We come back again to the tragic situation of the murder of the Irwin sisters and how that information could have helped arrest the suspect Watkins in Western Australia. Recommendation 17 relates to the database—and I congratulate the committee and the secretariat because this was actually fairly complex to get your head around—and it states:
The committee recommends that CrimTrac be funded to examine the legislative, administrative and technical aspects to allow the inclusion of additional datasets to the Minimum Nation-wide Persons Profile; particular consideration should be given to Aviation Security Identification Cards, Maritime Security Identification Cards, explosives licences and ammonium nitrate licences.
I would also like to see high-consequence dangerous goods listed.

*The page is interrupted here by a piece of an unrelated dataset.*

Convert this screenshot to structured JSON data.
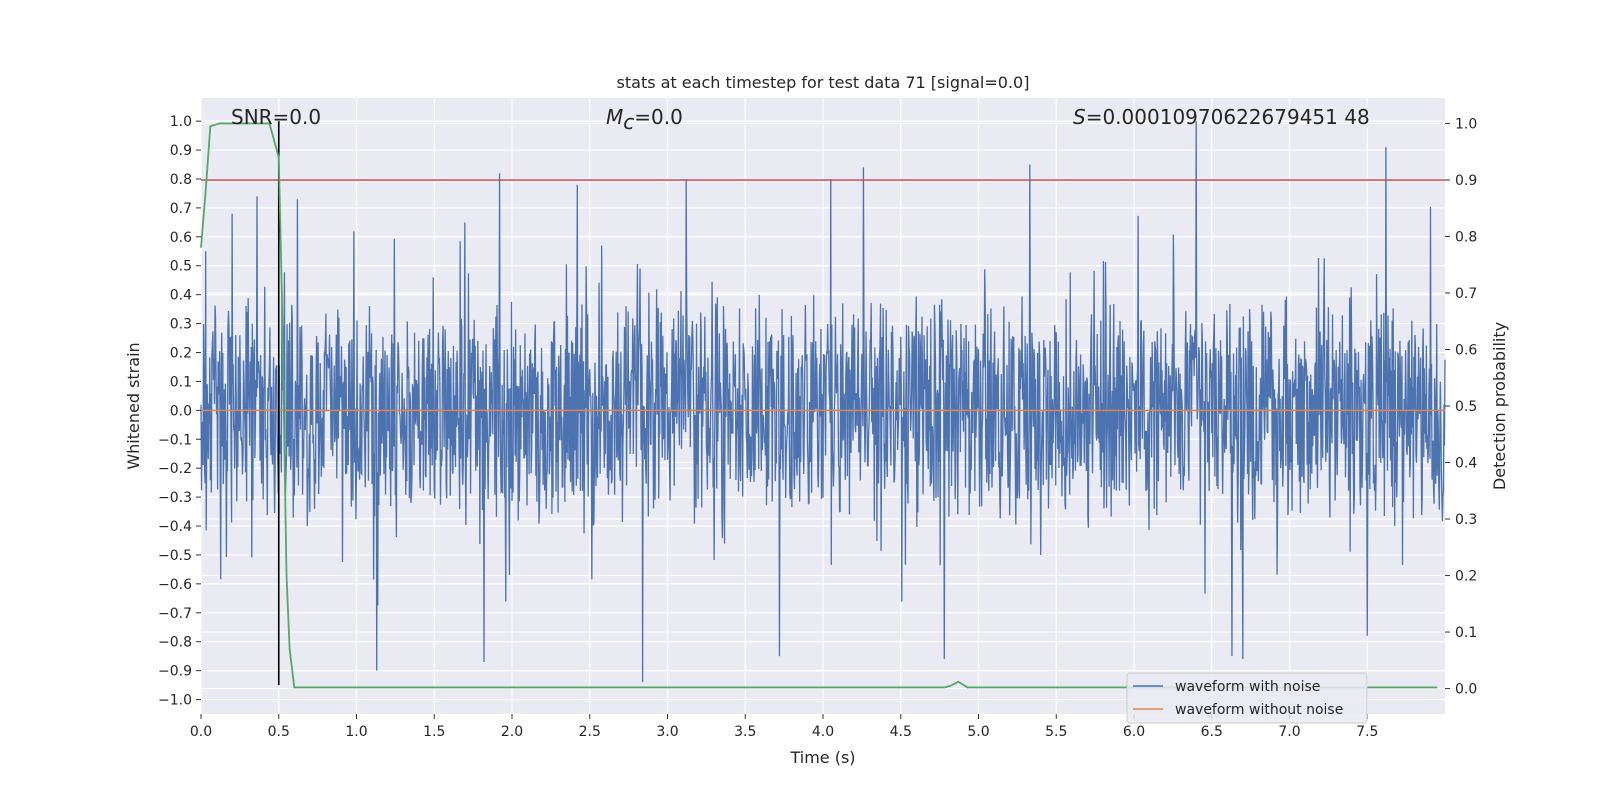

CrimTrac was initially established by this government with a $50 million capital injection by the Commonwealth. We would like to see the state governments do the heavy lifting also and contribute to this. The report states:
… Commissioner Keelty noted that some of CrimTrac’s work is, and should continue to be supported from the proceeds of crime.
Recommendation 18 saw the committee recommend:
... that the Commonwealth Government review CrimTrac’s current funding model in order to provide it with a greater level of funding certainty.
Another area that the committee looked at was national automotive numberplate recognition. The advantage of this would be that, as a car went past a camera, the police could automatically check to see if the person was wanted; it may be a stolen car. That method is used effectively in the UK for terrorism. Another aspect was the concerns by law enforcement agencies about the cost of obtaining telecommunications data from the providers. In Victoria, Detective Superintendent Mark Porter said that this year they have already spent $500,000 of the police budget. In New South Wales in 2006 it was $1.63 million. That places a very heavy burden on law enforcement agencies and needs to be addressed.
Another concern was that there is no requirement to produce identification for people getting SIM cards. We heard from experts across the country how criminals—from minor criminals to major criminal organisations—are changing their SIM cards up to five times a day, making it impossible for police to track them. Requiring a 100-point ID check is being looked at. Obviously this is something that needs a bit more work. Finally, we had a quick look at racketeering laws and a way of targeting outlaw motorcycle gangs. The committee agreed that more research needs to be done into this.
I congratulate the committee and the secretariat. I look forward in particular to the database issue being addressed throughout this country to make the jobs of law enforcement agencies a lot easier and better. Not having one hand tied behind their back will make a great difference when dealing with terrorism and serious crime.